Жил Гозиас в одном из старинных домов на 10-й линии Васильевского острова, причем в отдельной квартире, правда крошечной, и даже не однокомнатной, а с каким-то привеском в два квадратных метра, однако в аппендиксе этом наличествовали самостоятельное окно, и диван, и даже карликовый стол, где писались стихи. Двери меж комнатами заменяла дырявая занавеска, сквозь которую просачивался смачный пьяный мат славкиного «непросыхающего» отчима, бывшего «маримана», ходившего в неснимаемой тельняшке и беспрерывно матерившегося. Мать у Гозиаса, Анна Григорьевна, была неродная. Вернее — мать-тетка, мать-родственница, являвшаяся подлинной Славкиной родительнице сестрой. Вот и жил Славка при родителях, но как бы и без оных одновременно. На пьяного отчима самостоятельно мог рявкнуть, заткнуть ему «курятник», а от «старушки», как величал он тетку-мать, потребовать дополнительную тарелку щей и гуляша для своего кореша, то есть для меня, ибо оплачивал эти обеды своей, кровно заработанной пенсией.

В начале нашего с ним знакомства стихов Славка не писал.

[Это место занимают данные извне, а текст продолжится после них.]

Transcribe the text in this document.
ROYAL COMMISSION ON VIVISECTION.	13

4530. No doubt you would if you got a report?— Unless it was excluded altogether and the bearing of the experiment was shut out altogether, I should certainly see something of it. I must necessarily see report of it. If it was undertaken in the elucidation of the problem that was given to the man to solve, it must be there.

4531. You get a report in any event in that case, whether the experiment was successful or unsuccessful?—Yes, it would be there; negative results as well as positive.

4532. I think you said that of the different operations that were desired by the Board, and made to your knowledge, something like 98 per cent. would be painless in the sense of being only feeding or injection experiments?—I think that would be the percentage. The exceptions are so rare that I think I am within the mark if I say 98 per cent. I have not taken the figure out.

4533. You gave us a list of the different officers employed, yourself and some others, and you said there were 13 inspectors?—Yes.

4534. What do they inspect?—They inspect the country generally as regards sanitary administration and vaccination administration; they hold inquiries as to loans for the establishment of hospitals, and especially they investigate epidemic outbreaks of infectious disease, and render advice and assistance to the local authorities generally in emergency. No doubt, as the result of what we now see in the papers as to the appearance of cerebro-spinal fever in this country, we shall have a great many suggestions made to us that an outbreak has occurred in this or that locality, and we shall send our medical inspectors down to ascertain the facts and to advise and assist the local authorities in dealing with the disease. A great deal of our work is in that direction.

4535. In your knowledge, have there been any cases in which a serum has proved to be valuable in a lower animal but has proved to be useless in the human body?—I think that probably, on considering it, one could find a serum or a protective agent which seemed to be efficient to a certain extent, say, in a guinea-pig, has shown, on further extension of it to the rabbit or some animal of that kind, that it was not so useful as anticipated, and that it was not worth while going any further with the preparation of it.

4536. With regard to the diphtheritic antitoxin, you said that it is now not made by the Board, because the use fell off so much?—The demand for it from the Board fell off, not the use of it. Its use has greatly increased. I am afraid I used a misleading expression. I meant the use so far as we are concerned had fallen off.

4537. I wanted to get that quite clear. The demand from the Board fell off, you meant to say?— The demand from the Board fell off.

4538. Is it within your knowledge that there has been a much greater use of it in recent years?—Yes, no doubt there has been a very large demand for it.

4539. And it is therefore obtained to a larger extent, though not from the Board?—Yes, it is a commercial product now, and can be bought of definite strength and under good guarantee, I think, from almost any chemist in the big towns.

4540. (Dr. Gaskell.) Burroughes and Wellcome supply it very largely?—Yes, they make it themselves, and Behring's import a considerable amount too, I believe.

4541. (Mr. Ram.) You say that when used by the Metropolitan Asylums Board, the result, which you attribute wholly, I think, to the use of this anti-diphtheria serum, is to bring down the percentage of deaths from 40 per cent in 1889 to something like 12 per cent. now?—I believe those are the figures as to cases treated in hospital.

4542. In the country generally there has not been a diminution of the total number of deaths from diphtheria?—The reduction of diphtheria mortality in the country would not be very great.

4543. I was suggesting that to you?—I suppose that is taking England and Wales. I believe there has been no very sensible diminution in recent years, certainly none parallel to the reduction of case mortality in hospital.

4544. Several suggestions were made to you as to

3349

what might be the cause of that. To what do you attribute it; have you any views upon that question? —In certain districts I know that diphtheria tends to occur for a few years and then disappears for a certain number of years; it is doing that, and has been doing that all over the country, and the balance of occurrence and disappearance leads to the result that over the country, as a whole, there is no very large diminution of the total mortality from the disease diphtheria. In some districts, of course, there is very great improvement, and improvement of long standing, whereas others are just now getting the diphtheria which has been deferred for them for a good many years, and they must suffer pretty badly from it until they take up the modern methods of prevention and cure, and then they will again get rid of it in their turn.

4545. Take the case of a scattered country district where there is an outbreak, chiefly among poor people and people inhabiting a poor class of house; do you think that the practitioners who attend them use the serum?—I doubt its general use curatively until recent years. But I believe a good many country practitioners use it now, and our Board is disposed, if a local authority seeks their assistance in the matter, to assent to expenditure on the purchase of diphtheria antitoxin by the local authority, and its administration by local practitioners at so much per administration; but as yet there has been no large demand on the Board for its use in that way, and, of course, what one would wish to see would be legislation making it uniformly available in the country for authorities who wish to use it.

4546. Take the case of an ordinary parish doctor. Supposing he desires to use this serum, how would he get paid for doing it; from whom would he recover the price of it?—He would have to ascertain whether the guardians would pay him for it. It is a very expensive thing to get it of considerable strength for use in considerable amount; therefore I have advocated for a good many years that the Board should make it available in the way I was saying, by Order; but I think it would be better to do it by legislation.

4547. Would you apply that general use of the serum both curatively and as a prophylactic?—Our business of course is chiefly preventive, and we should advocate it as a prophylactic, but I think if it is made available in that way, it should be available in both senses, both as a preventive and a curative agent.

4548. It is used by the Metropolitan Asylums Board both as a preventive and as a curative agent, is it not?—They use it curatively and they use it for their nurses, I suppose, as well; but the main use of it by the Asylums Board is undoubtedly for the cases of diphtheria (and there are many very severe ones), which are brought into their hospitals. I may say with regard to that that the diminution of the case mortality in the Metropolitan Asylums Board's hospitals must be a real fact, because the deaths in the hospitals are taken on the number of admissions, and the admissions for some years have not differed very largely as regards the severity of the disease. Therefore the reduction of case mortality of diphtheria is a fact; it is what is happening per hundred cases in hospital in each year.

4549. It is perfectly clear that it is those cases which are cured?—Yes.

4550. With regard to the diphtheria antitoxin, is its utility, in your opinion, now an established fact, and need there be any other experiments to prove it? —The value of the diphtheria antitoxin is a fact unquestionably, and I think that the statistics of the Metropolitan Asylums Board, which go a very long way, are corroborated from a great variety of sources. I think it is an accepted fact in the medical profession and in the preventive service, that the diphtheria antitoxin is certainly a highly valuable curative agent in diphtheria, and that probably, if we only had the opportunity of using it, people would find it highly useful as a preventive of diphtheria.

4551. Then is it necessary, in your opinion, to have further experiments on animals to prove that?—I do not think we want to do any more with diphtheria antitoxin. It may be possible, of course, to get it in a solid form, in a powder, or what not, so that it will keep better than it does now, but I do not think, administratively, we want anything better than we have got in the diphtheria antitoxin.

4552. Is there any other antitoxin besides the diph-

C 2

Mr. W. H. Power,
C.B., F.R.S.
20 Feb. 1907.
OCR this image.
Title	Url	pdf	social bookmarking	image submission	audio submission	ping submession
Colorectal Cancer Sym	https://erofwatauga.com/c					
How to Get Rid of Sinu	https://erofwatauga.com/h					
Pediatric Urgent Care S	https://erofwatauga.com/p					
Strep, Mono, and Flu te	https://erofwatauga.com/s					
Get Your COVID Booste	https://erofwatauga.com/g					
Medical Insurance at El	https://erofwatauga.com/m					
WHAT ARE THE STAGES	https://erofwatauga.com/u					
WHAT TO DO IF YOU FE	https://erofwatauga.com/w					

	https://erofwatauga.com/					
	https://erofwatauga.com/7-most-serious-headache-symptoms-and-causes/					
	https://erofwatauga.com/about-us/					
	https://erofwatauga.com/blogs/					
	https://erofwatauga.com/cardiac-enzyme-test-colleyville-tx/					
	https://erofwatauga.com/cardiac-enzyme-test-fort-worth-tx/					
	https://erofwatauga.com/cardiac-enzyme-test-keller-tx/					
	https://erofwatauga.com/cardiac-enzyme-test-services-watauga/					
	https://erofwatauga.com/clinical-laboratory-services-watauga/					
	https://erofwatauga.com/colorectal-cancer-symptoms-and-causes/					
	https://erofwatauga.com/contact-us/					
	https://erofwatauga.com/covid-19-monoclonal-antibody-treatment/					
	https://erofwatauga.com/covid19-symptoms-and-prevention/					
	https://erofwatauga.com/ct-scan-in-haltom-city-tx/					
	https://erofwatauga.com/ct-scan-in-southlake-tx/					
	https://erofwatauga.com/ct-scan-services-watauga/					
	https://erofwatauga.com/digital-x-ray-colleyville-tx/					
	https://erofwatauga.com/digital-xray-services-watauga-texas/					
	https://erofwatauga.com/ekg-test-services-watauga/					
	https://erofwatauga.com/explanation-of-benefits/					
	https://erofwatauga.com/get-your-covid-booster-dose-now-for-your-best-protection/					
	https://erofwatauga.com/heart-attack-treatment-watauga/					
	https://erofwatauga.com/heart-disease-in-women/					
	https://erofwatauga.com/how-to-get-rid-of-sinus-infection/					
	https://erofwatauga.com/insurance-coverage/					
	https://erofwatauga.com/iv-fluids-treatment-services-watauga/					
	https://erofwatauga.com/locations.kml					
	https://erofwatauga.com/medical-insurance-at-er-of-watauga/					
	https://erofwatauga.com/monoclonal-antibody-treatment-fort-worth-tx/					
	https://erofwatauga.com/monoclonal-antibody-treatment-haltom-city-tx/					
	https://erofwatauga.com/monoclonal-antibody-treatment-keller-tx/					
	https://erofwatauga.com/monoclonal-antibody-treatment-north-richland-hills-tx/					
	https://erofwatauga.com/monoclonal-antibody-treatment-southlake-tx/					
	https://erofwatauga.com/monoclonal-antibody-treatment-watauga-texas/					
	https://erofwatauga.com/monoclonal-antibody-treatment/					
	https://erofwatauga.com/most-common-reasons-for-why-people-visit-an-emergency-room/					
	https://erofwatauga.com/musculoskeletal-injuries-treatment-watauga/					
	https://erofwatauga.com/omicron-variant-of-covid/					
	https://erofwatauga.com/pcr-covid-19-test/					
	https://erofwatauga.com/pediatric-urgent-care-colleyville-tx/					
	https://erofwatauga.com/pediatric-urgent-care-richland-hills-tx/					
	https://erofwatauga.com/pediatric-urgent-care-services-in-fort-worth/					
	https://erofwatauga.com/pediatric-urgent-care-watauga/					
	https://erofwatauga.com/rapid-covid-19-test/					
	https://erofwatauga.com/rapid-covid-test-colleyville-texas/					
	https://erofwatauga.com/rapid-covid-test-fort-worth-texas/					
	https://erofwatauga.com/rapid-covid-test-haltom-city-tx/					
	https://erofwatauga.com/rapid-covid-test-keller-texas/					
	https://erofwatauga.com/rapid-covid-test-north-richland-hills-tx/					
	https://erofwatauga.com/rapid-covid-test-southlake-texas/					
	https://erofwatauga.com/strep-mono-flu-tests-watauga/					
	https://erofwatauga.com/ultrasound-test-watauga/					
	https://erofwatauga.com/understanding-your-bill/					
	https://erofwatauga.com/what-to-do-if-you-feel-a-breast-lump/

Во всяком случае — легально. Не до того ему было на заводе и в садике-«козявке», тем более — дома, под родительским матерком. Однако некое окошко в его груди для восприятия лирических откровений имелось. Отдушинка величиной с тюремный глазок. Вот в нее-то, в эту отдушику, и начал я заливать, а затем нагнетать кое-какие стишки — свои грубого помола, а также посторонние — классической пробы. Уж я старался вовсю: и сочинял, и декламировал. К тому же посещал престижное литературное объединение, а несколько моих стишат предполагалось кем-то в скором времени опубликовать. Кажется, в коллективном сборнике молодых ленинградских поэтов «Первая встреча».